2016

Ja, 2015, war ein gutes Jahr. Ich hatte den Geruch von Thymian auf Rhodos im Juni, einen Taxifahrer, der mich mitnahm, obwohl ich meine Geldtasche zuhause vergessen hatte, ich habe endlich batteriebetriebene Christbaumkerzen mit Flackerfunktion und ein Schlauchboot mit Strickleiter, ich habe die Sonnenfinstenis gesehen und ich habe herausgefunden, dass meine vermeintlich schwere Krankheit nur eine Fruktose-Intoleranz ist. 

Selbstverständlich gab es auch Niederlagen. Der Catfish, den ich über drei Stunden liebevoll zubereitet hatte, war mit Abstand das Entsetzlichste, das ich je gekocht oder überhaupt irgendwann irgendwo gegessen habe. Ich habe immer noch keine Platzreife. Ich bin fruktoseintolerant und ich habe zehn Euro beim Pferderennen verloren.

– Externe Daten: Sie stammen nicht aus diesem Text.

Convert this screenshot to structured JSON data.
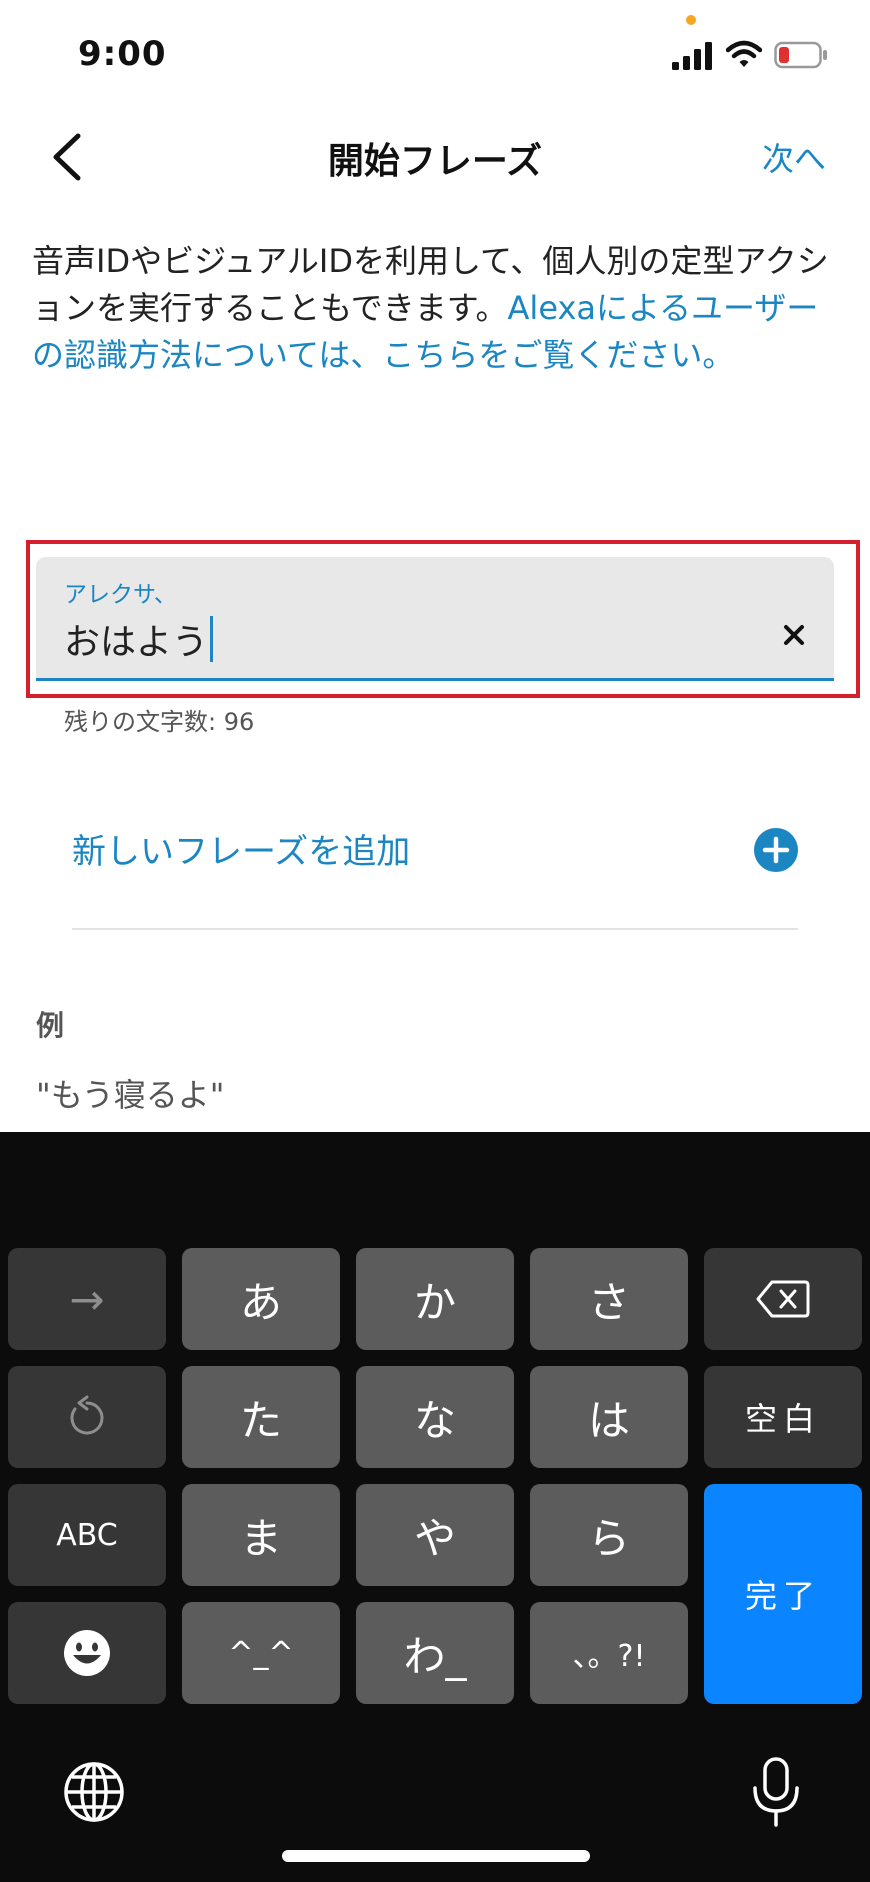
{
  "status_bar": {
    "time": "9:00",
    "icons": [
      "orange-dot",
      "signal-icon",
      "wifi-icon",
      "battery-low-icon"
    ],
    "colors": {
      "battery_low": "#e23030",
      "dot": "#f5a623"
    }
  },
  "nav": {
    "back_icon": "chevron-left-icon",
    "title": "開始フレーズ",
    "next_label": "次へ"
  },
  "description": {
    "text": "音声IDやビジュアルIDを利用して、個人別の定型アクションを実行することもできます。",
    "link_text": "Alexaによるユーザーの認識方法については、こちらをご覧ください。"
  },
  "phrase_field": {
    "label": "アレクサ、",
    "value": "おはよう",
    "clear_icon": "close-icon",
    "counter": "残りの文字数: 96"
  },
  "add_phrase": {
    "label": "新しいフレーズを追加",
    "icon": "plus-circle-icon"
  },
  "example": {
    "title": "例",
    "text": "\"もう寝るよ\""
  },
  "keyboard": {
    "keys": {
      "arrow": "→",
      "a": "あ",
      "ka": "か",
      "sa": "さ",
      "ta": "た",
      "na": "な",
      "ha": "は",
      "space": "空白",
      "abc": "ABC",
      "ma": "ま",
      "ya": "や",
      "ra": "ら",
      "done": "完了",
      "kaomoji": "^_^",
      "wa": "わ_",
      "punct": "、。?!"
    },
    "icons": [
      "delete-icon",
      "undo-icon",
      "emoji-icon",
      "globe-icon",
      "microphone-icon"
    ],
    "colors": {
      "done_key": "#0a84ff",
      "accent": "#1b86c2"
    }
  }
}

Meine Vorhaben für 2016 sind überschaubar:

  • Den Barcelona-Pavillon von Mies van der Rohe als Wohnhaus nachzubauen und zwar ausschließlich aus historischen Holzbalken – das Buch “Architektur für Dummies” ist bereits bestellt. Vielleicht wird das auch die Aufgabe für die kommenden Dekaden.
  • Alle 200 Bücher zu lesen, die ich 2014 und 2015 gekauft habe.
  • In St. Petersburg Ende Juni Neujahr zu feiern (in der Purga-Bar, die wir auch schon in Moskau vergeblich gesucht haben, obwohl uns ein betrunkener Taxifahrer direkt vor den Eingang gefahren hat).
  • Endlich wieder anfangen zu laufen und zwar noch heute und bei Glatteis.
  • Fehler ungezwungen einfach ein paar mal zu wiederholen als sichtbares Zeichen gegen die Selbstoptimierung.
  • Keine neuen Abos zu bestellen!
  • Einen Kuchen zu backen, den ersten meines Lebens. Einen Ribiselkuchen.
  • Und falls ich das alles nicht schaffe: Zu rauchen anzufangen. Hilft immer.